Entgegen der Ansicht der Klägerin erscheint dies nicht willkürlich, sondern sachlich durch die Unterschiede zwischen der Herab- und der Hinaufstufung begründet. Bei einer Herabstufung sind die nötigen Erfahrungen mit der Schülerin oder dem Schüler im gerade abgelaufenen Schulhalbjahr in dem gewünschten Fachleistungskurs vorhanden. Mithin besteht eine hinreichende Grundlage für die Beurteilung der Leistungsfähigkeit, des Leistungsstandes und der pädagogischen Betreuung und Förderung in der konkreten Lerngruppe bereits. Einer probeweisen Aufnahme bedarf es aus diesem Grunde für ein fundiertes Urteil nicht. Darüber hinaus hat, anders als bei dem Begehren, statt des Fachleistungskurses II, den Fachleistungskurs I besuchen zu können, ein Widerspruch gegen die Herabstufung, wie der vorliegende Fall zeigt, aufschiebende Wirkung.

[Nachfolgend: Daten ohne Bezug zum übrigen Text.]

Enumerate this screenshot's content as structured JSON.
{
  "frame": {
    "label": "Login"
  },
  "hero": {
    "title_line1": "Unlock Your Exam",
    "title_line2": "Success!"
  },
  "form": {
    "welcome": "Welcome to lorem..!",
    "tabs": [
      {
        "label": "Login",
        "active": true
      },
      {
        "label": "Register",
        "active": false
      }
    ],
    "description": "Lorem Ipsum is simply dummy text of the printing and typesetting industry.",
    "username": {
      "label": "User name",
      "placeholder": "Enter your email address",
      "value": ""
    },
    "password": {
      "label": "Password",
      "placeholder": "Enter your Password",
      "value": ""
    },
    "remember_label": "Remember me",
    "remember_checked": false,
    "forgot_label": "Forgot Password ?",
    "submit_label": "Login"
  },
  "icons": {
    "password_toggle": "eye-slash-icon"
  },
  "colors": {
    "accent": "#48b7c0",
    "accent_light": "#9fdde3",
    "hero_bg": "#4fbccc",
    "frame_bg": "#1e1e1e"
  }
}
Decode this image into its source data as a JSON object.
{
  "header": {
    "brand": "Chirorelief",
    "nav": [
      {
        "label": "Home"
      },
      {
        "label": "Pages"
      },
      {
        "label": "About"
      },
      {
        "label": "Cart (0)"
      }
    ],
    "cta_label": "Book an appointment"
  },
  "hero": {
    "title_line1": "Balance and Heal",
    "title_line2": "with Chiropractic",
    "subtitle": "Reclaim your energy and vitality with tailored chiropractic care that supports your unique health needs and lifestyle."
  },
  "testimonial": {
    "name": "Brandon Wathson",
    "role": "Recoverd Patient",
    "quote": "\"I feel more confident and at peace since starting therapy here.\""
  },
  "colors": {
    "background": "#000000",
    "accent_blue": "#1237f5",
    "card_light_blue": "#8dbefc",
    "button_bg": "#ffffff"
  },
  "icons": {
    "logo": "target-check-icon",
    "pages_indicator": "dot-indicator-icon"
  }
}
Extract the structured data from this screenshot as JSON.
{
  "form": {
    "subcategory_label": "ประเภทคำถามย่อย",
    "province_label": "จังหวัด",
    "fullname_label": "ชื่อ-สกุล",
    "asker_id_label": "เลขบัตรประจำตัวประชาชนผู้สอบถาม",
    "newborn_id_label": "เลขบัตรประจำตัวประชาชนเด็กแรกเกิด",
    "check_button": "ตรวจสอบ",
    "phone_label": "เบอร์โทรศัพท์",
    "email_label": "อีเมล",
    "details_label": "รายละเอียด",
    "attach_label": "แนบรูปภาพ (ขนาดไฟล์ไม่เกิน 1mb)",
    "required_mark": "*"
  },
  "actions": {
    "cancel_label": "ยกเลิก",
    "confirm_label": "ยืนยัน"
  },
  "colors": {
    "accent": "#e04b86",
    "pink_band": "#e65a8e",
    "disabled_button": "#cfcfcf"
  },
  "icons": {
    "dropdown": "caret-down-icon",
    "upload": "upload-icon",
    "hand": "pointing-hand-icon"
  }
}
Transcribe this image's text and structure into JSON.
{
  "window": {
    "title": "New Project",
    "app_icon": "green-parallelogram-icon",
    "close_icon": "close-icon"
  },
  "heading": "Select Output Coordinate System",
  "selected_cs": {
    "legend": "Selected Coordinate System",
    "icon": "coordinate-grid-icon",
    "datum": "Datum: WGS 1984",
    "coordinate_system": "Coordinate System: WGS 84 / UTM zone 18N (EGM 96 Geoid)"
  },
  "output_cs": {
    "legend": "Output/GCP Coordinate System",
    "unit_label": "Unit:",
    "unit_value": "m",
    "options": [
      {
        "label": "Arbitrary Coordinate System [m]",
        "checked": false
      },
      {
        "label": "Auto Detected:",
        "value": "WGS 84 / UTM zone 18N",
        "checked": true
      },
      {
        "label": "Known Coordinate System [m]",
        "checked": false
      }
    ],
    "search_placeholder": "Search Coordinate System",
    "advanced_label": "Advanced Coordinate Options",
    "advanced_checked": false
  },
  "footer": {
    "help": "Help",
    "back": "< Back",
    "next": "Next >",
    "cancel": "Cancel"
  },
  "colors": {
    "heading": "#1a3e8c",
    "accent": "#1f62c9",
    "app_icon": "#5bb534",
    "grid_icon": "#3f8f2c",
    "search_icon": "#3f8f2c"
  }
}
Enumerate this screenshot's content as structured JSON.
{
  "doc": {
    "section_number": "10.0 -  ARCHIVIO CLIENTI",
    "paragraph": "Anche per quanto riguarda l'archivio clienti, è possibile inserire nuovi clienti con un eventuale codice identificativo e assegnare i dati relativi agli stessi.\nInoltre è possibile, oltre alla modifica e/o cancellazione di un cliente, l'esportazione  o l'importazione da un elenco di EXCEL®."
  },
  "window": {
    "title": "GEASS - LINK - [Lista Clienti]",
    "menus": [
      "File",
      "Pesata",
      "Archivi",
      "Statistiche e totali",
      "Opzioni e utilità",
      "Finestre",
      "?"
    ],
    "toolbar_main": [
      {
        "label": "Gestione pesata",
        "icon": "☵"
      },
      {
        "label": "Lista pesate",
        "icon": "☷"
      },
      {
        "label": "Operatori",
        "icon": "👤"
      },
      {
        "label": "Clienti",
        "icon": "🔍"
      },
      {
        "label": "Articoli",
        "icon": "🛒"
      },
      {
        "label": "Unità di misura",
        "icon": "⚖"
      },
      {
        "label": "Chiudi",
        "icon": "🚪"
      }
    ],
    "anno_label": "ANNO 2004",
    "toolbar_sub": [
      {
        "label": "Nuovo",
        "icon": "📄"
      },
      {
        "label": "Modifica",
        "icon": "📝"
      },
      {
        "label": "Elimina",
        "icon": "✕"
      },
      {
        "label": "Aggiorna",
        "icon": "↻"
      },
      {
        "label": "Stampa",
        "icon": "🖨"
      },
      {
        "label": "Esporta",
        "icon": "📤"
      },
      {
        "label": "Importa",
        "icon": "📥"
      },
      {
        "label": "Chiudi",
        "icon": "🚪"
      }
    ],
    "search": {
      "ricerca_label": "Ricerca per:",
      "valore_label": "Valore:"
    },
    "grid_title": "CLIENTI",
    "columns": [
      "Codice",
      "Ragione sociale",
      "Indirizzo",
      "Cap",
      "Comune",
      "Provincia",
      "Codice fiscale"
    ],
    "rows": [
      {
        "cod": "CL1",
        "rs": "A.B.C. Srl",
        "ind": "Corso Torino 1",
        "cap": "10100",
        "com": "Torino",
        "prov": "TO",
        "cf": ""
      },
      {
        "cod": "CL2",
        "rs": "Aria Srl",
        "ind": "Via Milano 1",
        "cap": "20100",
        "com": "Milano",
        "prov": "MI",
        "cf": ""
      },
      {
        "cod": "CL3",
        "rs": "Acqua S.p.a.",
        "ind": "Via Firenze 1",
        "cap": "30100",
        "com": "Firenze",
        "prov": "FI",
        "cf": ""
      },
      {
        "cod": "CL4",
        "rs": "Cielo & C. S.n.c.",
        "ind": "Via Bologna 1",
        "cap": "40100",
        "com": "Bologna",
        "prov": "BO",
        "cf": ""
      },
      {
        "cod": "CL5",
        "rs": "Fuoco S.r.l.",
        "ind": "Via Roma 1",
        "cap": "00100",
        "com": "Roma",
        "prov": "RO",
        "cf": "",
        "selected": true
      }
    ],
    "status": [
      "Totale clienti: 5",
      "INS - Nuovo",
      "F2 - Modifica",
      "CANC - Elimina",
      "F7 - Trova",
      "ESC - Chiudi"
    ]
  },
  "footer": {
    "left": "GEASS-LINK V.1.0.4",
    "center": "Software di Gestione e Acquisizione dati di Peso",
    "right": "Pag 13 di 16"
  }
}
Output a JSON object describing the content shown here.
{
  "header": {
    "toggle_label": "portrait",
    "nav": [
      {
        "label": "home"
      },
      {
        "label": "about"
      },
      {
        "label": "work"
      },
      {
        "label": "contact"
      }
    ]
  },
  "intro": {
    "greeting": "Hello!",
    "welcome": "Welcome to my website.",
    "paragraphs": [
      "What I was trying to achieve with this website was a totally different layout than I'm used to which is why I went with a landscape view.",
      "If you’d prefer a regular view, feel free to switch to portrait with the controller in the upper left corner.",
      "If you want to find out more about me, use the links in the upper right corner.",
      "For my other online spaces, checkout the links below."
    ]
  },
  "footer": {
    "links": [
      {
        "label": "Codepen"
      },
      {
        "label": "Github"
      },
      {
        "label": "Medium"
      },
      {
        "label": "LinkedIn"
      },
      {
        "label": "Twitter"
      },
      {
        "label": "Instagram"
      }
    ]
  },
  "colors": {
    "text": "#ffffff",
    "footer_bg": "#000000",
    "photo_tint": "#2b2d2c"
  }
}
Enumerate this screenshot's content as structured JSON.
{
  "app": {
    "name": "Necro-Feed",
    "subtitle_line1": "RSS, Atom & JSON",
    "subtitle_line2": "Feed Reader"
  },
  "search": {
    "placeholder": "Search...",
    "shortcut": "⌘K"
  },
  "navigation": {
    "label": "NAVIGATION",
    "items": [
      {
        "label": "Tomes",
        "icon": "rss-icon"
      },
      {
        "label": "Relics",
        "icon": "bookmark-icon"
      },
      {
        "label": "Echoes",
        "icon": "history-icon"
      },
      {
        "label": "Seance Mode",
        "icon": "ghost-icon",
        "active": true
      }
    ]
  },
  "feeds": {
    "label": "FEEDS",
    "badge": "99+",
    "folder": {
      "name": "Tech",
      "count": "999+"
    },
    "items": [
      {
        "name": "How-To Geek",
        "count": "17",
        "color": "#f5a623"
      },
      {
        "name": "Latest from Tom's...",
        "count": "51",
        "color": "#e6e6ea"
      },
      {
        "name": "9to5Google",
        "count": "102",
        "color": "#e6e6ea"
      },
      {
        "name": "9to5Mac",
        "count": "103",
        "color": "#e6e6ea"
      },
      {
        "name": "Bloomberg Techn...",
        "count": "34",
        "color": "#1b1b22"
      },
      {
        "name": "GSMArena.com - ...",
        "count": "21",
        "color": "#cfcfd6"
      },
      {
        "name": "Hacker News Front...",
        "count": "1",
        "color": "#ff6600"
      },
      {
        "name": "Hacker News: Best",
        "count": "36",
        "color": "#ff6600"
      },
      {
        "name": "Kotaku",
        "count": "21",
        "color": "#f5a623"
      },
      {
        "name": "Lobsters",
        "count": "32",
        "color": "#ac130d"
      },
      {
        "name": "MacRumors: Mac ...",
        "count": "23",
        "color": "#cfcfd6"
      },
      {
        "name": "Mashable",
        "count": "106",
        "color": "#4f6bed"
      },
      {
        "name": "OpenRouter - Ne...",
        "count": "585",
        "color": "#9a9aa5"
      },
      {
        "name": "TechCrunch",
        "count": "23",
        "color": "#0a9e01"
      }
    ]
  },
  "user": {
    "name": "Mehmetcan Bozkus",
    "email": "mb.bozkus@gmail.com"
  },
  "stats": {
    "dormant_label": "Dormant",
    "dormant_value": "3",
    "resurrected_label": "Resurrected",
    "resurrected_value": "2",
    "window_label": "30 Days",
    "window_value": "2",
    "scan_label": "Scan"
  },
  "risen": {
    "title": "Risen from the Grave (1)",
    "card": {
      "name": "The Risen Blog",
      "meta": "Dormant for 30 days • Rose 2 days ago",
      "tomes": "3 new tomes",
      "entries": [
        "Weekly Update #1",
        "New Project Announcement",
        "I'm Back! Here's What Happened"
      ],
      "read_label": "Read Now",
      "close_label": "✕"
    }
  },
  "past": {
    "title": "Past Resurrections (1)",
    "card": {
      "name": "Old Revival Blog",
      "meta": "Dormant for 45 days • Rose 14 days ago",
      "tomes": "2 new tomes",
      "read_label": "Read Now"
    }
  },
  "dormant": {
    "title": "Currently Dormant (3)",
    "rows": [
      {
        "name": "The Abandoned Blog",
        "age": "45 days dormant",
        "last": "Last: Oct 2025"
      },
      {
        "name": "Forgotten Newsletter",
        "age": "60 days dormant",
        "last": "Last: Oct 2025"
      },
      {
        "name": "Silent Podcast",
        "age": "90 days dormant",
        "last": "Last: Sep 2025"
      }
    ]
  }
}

Damit ist zumindest für die Dauer des Widerspruchsverfahrens und gegebenenfalls die der Anfechtungsklage durch die aufschiebende Wirkung gewährleistet, dass die Schülerin oder der Schüler den Kurs auf der oberen Anspruchsebene zunächst weiterhin besuchen kann. Ohne die Regelung des § 8 Abs. 2 Satz 2 APO-iGS wäre der - auch nur probehalber - Besuch in einem Fachleistungskurs I bei vorherigem Besuch des Fachleistungskurses II bei Meinungsdifferenzen zwischen der Zeugniskonferenz und den Eltern der Schülerin/des Schülers auch durch Rechtsmittel kaum zu erreichen. Insofern besteht ein hinreichender Grund für eine Differenzierung zwischen den Fällen der Herabstufung und der (erstmaligen) Einstufung des § 8 Abs. 1 APO-iGS. Entgegen der Ansicht der Klägerin ist auch kein Anhalt dafür erkennbar, dass der Verordnungsgeber in § 8 Abs. 1 Satz 3 APO-iGS eine Regelung treffen wollte, die sowohl die Fälle der Einstufung als auch alle Fälle der Umstufung treffen sollte. Angesichts der dargestellten sachlichen Gründe für eine Differenzierung zwischen den Fällen der Herabstufung und der Hinaufstufung in § 8 Abs. 2 APO-iGS ergeben sich auch dort keine Anhaltspunkte für eine gleichheitswidrige Differenzierung.

3. Die Nebenentscheidungen beruhen auf §§ 154 Abs. 2, 167 VwGO, 708 Nr. 10, 11, 711 ZPO. Gründe für eine Zulassung der Revision nach § 132 Abs. 2 VwGO sind nicht ersichtlich.